Variance of sample Variance

Question

In page 292 of Introduction to Mathematical Statistics by Hogg and Craig it is stated that in order for the variance of the sample variance, i.e. $\text{var}(S^2)$ to exist we need to assume that $E[X^4]<\infty$, that is the fourth (uncentered) moment of our RV is finite. My question is, how do these two connect?

I tried to derive a formula for the variance of the sample variance that does not reveal the connection as far as I can see. Since we know that $S^2=\frac{1}{n-1} \sum_{i=1}^n \left( X_i-\bar{X} \right)^2$ is an unbiased estimator of $\sigma^2$, i.e. the population variance, what we need to find is $$E\left[ \left( S^2-\sigma^2 \right) \right]^2$$ which upon simplifying becomes $$E\left(S^4\right)-\sigma^4$$.

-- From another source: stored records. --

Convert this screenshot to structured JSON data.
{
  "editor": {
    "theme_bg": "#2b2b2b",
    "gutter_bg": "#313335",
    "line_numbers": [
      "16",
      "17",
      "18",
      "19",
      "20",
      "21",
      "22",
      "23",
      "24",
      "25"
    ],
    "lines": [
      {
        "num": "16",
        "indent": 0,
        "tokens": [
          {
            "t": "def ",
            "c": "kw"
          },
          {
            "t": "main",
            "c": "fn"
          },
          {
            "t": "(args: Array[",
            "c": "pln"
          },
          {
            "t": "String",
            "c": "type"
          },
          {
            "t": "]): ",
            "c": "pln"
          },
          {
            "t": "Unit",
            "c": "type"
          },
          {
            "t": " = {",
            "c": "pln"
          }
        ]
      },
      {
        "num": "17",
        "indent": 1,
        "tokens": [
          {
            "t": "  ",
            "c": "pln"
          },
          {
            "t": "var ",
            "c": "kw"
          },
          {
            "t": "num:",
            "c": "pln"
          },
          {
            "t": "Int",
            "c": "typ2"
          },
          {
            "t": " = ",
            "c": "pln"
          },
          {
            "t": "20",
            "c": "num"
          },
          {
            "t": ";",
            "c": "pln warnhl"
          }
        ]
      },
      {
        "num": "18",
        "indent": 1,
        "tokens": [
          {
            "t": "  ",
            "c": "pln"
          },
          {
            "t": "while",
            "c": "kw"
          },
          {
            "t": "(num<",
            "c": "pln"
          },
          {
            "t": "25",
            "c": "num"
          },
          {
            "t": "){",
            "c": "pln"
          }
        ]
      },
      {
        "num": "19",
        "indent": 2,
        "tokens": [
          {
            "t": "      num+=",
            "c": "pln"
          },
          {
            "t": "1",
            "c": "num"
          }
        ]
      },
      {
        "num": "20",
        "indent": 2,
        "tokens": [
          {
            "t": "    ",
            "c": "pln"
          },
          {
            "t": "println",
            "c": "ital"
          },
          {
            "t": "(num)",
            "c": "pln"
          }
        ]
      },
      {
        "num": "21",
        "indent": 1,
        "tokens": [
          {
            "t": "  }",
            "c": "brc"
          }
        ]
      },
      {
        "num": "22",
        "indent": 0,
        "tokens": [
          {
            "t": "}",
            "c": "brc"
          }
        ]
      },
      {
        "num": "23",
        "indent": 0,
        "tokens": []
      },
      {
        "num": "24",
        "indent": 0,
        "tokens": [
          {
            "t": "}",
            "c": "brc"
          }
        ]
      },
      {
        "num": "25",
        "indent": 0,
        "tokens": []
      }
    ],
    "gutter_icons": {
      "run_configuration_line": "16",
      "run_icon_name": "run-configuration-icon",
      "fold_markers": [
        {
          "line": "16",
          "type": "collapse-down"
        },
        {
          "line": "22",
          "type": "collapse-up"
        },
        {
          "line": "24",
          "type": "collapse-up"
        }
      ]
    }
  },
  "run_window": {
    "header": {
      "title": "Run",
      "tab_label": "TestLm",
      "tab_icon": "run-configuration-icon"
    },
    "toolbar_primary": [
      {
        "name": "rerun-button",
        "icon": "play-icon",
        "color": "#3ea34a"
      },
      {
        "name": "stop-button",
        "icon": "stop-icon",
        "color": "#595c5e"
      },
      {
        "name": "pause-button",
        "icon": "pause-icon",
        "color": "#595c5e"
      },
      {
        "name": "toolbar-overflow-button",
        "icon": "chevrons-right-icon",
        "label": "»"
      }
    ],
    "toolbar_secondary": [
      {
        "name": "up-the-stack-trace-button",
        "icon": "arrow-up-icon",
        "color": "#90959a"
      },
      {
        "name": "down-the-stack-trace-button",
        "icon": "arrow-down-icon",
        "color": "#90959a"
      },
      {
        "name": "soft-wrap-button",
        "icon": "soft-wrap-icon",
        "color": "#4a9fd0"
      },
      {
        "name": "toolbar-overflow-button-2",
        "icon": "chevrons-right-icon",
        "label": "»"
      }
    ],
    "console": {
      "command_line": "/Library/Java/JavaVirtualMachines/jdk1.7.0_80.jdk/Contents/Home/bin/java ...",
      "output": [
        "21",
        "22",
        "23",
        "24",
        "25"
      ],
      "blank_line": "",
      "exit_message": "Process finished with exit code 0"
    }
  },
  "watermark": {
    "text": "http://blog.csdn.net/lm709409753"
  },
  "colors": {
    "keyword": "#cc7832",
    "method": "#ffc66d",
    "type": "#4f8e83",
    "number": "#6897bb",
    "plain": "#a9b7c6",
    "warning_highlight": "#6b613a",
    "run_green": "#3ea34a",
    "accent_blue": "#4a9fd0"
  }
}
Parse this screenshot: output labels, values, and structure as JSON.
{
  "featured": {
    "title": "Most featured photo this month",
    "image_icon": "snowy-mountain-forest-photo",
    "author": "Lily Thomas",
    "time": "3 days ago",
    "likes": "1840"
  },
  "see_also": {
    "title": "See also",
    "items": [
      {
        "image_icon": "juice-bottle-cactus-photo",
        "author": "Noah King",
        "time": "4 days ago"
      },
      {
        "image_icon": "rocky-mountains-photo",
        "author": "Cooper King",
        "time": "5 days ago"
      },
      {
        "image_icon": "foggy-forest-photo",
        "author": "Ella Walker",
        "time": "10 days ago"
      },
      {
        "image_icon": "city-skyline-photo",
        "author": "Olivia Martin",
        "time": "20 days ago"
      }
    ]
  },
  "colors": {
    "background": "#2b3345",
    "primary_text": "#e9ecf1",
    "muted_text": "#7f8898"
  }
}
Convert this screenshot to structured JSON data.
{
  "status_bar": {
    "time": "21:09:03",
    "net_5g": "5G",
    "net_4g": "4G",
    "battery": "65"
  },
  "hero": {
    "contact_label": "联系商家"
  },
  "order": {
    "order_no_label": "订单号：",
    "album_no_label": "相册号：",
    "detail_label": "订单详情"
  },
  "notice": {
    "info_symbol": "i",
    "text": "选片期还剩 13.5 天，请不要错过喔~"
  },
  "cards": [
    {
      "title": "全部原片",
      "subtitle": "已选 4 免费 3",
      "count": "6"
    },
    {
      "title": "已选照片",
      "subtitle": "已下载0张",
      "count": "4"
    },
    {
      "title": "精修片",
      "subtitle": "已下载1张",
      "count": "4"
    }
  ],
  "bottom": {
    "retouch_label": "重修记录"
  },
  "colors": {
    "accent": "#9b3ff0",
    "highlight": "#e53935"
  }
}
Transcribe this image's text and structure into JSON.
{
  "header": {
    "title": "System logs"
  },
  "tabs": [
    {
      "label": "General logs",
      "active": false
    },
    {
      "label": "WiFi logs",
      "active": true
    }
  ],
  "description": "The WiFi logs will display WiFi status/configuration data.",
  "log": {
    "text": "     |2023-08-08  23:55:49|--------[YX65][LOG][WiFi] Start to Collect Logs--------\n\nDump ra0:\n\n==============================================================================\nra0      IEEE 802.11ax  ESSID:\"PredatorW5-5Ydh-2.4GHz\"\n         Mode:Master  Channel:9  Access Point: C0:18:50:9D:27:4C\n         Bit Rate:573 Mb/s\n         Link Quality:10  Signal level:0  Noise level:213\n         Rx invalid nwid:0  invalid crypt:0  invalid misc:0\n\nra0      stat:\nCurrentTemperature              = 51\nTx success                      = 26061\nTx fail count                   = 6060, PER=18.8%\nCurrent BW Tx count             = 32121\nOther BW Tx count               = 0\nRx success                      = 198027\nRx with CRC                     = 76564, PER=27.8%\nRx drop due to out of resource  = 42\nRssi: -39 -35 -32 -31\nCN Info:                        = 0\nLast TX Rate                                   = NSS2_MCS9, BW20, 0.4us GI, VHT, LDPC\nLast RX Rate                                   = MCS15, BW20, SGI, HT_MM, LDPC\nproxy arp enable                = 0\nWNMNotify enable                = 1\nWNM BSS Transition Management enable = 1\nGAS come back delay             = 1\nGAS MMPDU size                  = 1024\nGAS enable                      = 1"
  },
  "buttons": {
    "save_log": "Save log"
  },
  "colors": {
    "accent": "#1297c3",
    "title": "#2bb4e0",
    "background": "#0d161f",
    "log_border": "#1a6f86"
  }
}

From now on the algebra will get horrific though and I am not even sure whether we can proceed without stating the distribution of $X$. Is there perhaps another way to make sense of this statement? Thank you in advance.

Answer 1

Note that $S^2$ has terms involving $X_i^4$, and so $E[S^2]$ is the sum of terms involving $E[X_i^4]$. Thus, if the fourth moment is not finite, neither is $E[S^2]$ finite, nor is var$(S^2)$ finite. Some people say that various quantities such as expectations, variances, etc must be said to be undefined when the corresponding integrals/sums diverge. Others reserve the term "undefined" for cases when the integrals/sums lead to indeterminate forms such as $\infty - \infty$. The latter group would say that for a Cauchy random variable $X$, $E[X]$ is undefined, $E[X^2]$ is defined (but unbounded), and var$(X)$ is undefined (since $E[X]$ is undefined and so var$(X) = E[X^2] - (E[X])^2$ makes no sense). The former group would say that $E[X]$, $E[X^2]$, and var$(X)$ are all undefined for a Cauchy random variable.